Isabelle Cornaro & Behjat Sadr
Behjat Sadr & Isabelle Cornaro
organisée par Cyrus Goberville
Behjat Sadr (1924 - 2009) arrive à Paris en 1980 à la suite de la révolution islamique d’Iran, qui marque la fin de l’influence occidentale sur le pays. Première peintre abstraite d’Iran, le mouvement est au coeur de sa pratique, qu’il s’agisse de gestes colorés réalisés lors de son séjour en Italie dans les années 1950, ou de répétitions rythmiques du noir dans les années 1970. Elle construit son oeuvre en rejet de pratiques picturales issues de la tradition culturelle iranienne, tout en se nourrissant de son environnement, de ce qu’elle a vu et ressenti dès son enfance. L’architecture des voûtes de la Grande Mosquée d’Ispahan inspire une série d’oeuvres géométriques, et les plateformes pétrolières nationales hantent des toiles qui interrogent le rapport ambivalent de l’Iran face aux revenus générés par cette exploitation. La guerre Iran-Irak et la maladie la décident à rester à Paris. Elle y crée des collages et photo-peintures traversés par le passé et le présent, d’êtres solitaires errant dans des espaces insolites souvent pris dans un étau de troncs noirs, suggérant une angoisse « liée à notre temps, et dont tous les lieux paraissent marqués », qu’elle évoque aussi dans ses écrits. Behjat Sadr décède en 2009, en France.

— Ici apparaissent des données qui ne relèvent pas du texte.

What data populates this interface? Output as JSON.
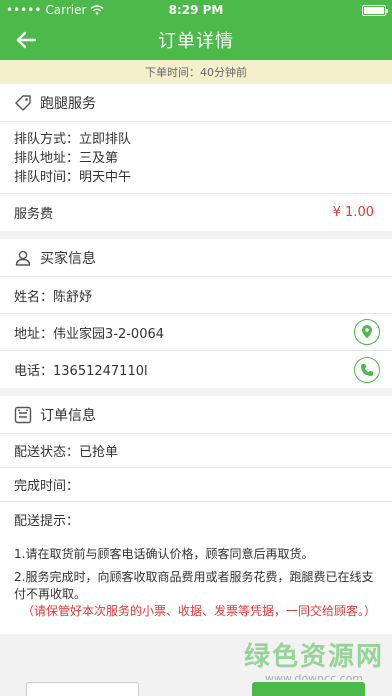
{
  "status_bar": {
    "carrier": "Carrier",
    "time": "8:29 PM"
  },
  "nav": {
    "title": "订单详情",
    "back_icon": "arrow-left-icon"
  },
  "notice": "下单时间：40分钟前",
  "service": {
    "title": "跑腿服务",
    "queue_method": "排队方式：立即排队",
    "queue_address": "排队地址：三及第",
    "queue_time": "排队时间：明天中午",
    "fee_label": "服务费",
    "fee_value": "¥ 1.00"
  },
  "buyer": {
    "title": "买家信息",
    "name": "姓名：陈舒妤",
    "address": "地址：伟业家园3-2-0064",
    "phone": "电话：13651247110l"
  },
  "order": {
    "title": "订单信息",
    "delivery_status": "配送状态：已抢单",
    "complete_time": "完成时间：",
    "tips_label": "配送提示：",
    "tip1": "1.请在取货前与顾客电话确认价格，顾客同意后再取货。",
    "tip2": "2.服务完成时，向顾客收取商品费用或者服务花费，跑腿费已在线支付不再收取。",
    "tip3": "（请保管好本次服务的小票、收据、发票等凭据，一同交给顾客。）"
  },
  "watermark": {
    "big": "绿色资源网",
    "small": "www.downcc.com"
  },
  "colors": {
    "accent": "#4cb94b",
    "price": "#e03b3b",
    "notice_bg": "#f4f0cc"
  }
}
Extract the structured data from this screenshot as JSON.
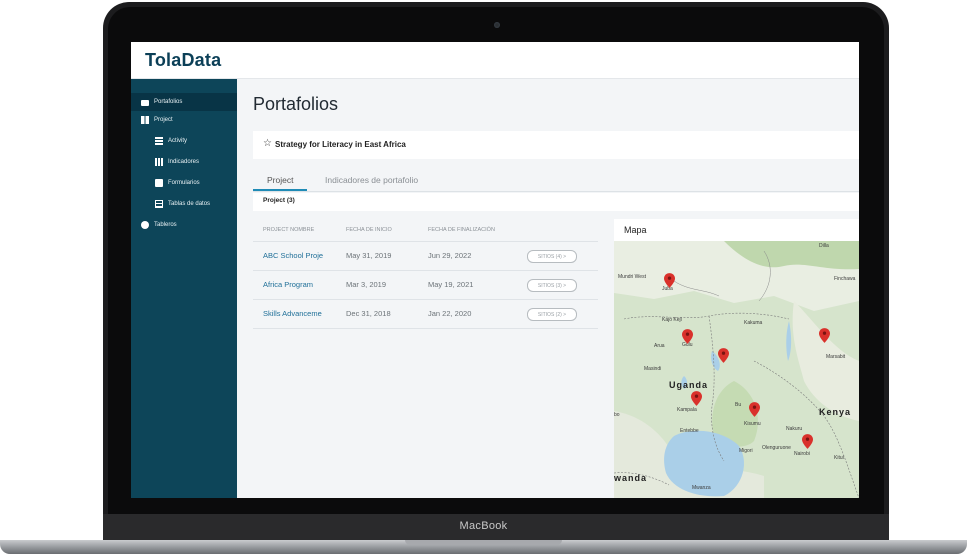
{
  "device": {
    "brand_label": "MacBook"
  },
  "app": {
    "logo": "TolaData"
  },
  "sidebar": {
    "items": [
      {
        "label": "Portafolios",
        "icon": "briefcase-icon"
      },
      {
        "label": "Project",
        "icon": "grid-icon"
      },
      {
        "label": "Activity",
        "icon": "list-icon"
      },
      {
        "label": "Indicadores",
        "icon": "bar-chart-icon"
      },
      {
        "label": "Formularios",
        "icon": "form-icon"
      },
      {
        "label": "Tablas de datos",
        "icon": "table-icon"
      },
      {
        "label": "Tableros",
        "icon": "dashboard-icon"
      }
    ]
  },
  "main": {
    "title": "Portafolios",
    "portfolio": {
      "star_icon": "☆",
      "name": "Strategy for Literacy in East Africa"
    },
    "tabs": [
      {
        "label": "Project"
      },
      {
        "label": "Indicadores de portafolio"
      }
    ],
    "subhead": "Project (3)",
    "table": {
      "headers": [
        "PROJECT NOMBRE",
        "FECHA DE INICIO",
        "FECHA DE FINALIZACIÓN"
      ],
      "rows": [
        {
          "name": "ABC School Proje",
          "start": "May 31, 2019",
          "end": "Jun 29, 2022",
          "sites": "SITIOS (4) >"
        },
        {
          "name": "Africa Program",
          "start": "Mar 3, 2019",
          "end": "May 19, 2021",
          "sites": "SITIOS (3) >"
        },
        {
          "name": "Skills Advanceme",
          "start": "Dec 31, 2018",
          "end": "Jan 22, 2020",
          "sites": "SITIOS (2) >"
        }
      ]
    },
    "map": {
      "title": "Mapa",
      "labels": {
        "uganda": "Uganda",
        "kenya": "Kenya",
        "rwanda": "wanda",
        "juba": "Juba",
        "mundri": "Mundri West",
        "gulu": "Gulu",
        "kampala": "Kampala",
        "entebbe": "Entebbe",
        "kisumu": "Kisumu",
        "nairobi": "Nairobi",
        "nakuru": "Nakuru",
        "marsabit": "Marsabit",
        "kakuma": "Kakuma",
        "kajokeji": "Kajo Keji",
        "arua": "Arua",
        "masindi": "Masindi",
        "mwanza": "Mwanza",
        "migori": "Migori",
        "kitui": "Kitui",
        "dilla": "Dilla",
        "finchawa": "Finchawa",
        "olenguruone": "Olenguruone",
        "bu": "Bu",
        "bo": "bo"
      },
      "pin_color": "#d9312b"
    }
  }
}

Isabelle Cornaro (née en 1974) grandit en République centrafricaine et arrive à Paris en 1980, à la suite de la chute de l’empereur Jean-Bédel Bokassa, organisée par le gouvernement français en raison de son rapprochement avec Mouammar Kadhafi — cette nouvelle politique menée contrariant les intérêts de la France, bénéficiaire de l’exploitation des ressources minières du pays (dont l’or et le diamant). La série Savane autour de Bangui (un facsimilé) est une oeuvre intime, évoquant directement la question coloniale. Elle se compose de copies en bronze de bijoux en pierres et métaux précieux ayant appartenu à la mère de l’artiste, organisées à la manière de paysages simplifiés, proches des jeux et de l’imaginaire de l’enfance. Ces combinaisons, qui renvoient les objets (chaînes, montres, pendentifs) à différentes identités selon leur position dans chaque composition, sont augmentées par des variations d’échelle. Celles-ci soulignent la dimension psychologique, fantasmatique, de notre rapport aux espaces, à l’enfance, à l’histoire, à ce qui est réel ou imaginé, vrai ou faux.
L’exposition rapproche deux artistes de différentes générations, liées par l’influence d’événements historiques sur leur pratique artistique.